This design makes 104 couples of crew modules' of on-board air conditioner temperature change (heating or cooling) precisely controlled, make the temperature in crew module when lower, be elevated to rapidly preferred temperature, when higher, be reduced to rapidly preferred temperature, and stably remain on this temperature, guaranteed the intelligence control system of on-board air conditioner 104 of the present invention and the real-time of method; In addition, because also comprising for the circulation pattern that internally circulation, outer circulation pattern are selected, the controlled quentity controlled variable of above-mentioned fuzzy control selects controlled quentity controlled variable, therefore can be within keeping crew module temperature stabilization in preferred temperature, keep the interior oxygen content of crew module appropriate, increased the comfort level of driving people, also avoided under interior circulation pattern, because crew module's inner air flow is few, engine or blast pipe have gas leakage and enter in crew module by bodywork gap, cause the risk of anthracemia.
In one embodiment of the invention, described control system also can comprise manual selecting arrangement, and described manual selecting arrangement is used for selecting opening or cutting out described control system.This design can make to drive people and freely select whether to open control system of the present invention, makes to drive people and when not needing to use system of the present invention, can select to close described system, has increased like this choice of driving people, has saved again the energy
In one embodiment of the invention, described controlled quentity controlled variable also can comprise: for controlling the actuator controlled quentity controlled variable of air door executer, speed regulation module of fan, compressor clutch switch, water-heating valve.
In another embodiment of the present invention, describedfuzzy controller 103 can comprise: obfuscation module, for: described temperature difference and described rate of change are carried out to obfuscation; Memory module, for: described control rule table stored; Reasoning module, for: according to the described temperature difference after described control rule table and obfuscation and described rate of change, obtain fuzzy control quantity; Ambiguity solution module, for: according to MIN-MAX gravity model appoach, described fuzzy control quantity is carried out to computing, precisely controlled amount; Accurately output module, exports described accurate controlled quentity controlled variable to on-board air conditioner 104, and described on-board air conditioner 104 changes temperature in crew module according to described accurate controlled quentity controlled variable.
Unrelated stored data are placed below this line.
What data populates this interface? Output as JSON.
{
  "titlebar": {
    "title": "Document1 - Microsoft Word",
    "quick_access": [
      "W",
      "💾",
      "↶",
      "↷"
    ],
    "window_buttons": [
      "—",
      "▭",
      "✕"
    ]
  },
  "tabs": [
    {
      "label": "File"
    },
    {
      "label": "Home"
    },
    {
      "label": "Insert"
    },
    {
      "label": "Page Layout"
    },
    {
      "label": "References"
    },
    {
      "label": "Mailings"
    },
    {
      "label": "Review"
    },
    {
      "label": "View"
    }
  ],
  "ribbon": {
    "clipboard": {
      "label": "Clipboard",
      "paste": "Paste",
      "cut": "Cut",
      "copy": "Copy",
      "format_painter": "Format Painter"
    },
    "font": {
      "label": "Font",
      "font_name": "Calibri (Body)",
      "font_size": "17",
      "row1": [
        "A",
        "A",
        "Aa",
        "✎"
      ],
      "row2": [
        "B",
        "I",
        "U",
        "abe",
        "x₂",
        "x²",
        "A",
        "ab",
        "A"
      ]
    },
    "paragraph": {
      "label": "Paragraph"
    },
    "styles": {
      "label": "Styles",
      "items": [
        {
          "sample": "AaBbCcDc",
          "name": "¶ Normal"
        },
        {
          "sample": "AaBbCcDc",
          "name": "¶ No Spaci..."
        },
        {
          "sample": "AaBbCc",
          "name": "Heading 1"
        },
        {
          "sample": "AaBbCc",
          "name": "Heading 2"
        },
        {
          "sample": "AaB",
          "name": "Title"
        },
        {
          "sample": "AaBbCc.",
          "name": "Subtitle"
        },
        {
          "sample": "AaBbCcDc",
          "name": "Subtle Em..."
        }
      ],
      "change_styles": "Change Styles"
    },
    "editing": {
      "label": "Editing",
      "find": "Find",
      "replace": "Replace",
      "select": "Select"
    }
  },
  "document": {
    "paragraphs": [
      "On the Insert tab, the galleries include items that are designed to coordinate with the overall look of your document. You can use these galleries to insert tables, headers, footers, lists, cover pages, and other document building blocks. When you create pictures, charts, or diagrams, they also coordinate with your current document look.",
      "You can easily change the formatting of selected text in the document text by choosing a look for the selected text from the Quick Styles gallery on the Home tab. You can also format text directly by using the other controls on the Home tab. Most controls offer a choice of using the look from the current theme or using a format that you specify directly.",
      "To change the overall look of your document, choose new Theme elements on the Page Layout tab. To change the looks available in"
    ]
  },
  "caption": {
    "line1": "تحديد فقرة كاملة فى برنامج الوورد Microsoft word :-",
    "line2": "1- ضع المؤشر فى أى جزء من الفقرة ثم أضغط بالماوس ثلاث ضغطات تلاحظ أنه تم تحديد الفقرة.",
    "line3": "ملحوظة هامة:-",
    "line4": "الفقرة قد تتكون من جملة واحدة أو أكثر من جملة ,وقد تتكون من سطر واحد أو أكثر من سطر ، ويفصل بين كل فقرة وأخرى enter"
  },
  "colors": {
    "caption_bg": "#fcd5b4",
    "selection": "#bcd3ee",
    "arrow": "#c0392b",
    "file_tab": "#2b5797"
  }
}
Fig. 2 is the flow chart of the intelligent control method of the on-board air conditioner based onfuzzy control 104 according to an embodiment of the invention.As shown in Figure 2, the intelligent control method of the on-board air conditioner 104 based on fuzzy control provided by the invention can comprise in general manner:
Step 201, infuzzy controller 103, setting up the temperature difference take in vehicle occupant compartment and the rate of change of described temperature difference is first, the second input variable, the control rule table of the fuzzy control process that the output parameter of on-board air conditioner 104 of take is controlled quentity controlled variable, and set up for will accurately measuring the input variable fuzzy set of obfuscation, wherein, described temperature difference equals preset temperature value in crew module and deducts observed temperature value in crew module, described controlled quentity controlled variable comprises for controlling the circulation pattern of air-conditioning in interior circulation pattern or outer circulation pattern selects controlled quentity controlled variable, described control rule table is according to crew module's bulk, on-board air conditioner 104 power curve and human body draw the susceptibility curve of temperature,step 202, detects the temperature in vehicle occupant compartment, calculates the rate of change of described temperature difference and described temperature difference,step 203, draws the fuzzy control quantity corresponding with the described temperature difference of same time point and described rate of change according to described input variable fuzzy set, described control rule table, and described fuzzy control quantity is converted into accurate controlled quentity controlled variable,step 204, changes temperature in crew module according to described accurate controlled quentity controlled variable signal.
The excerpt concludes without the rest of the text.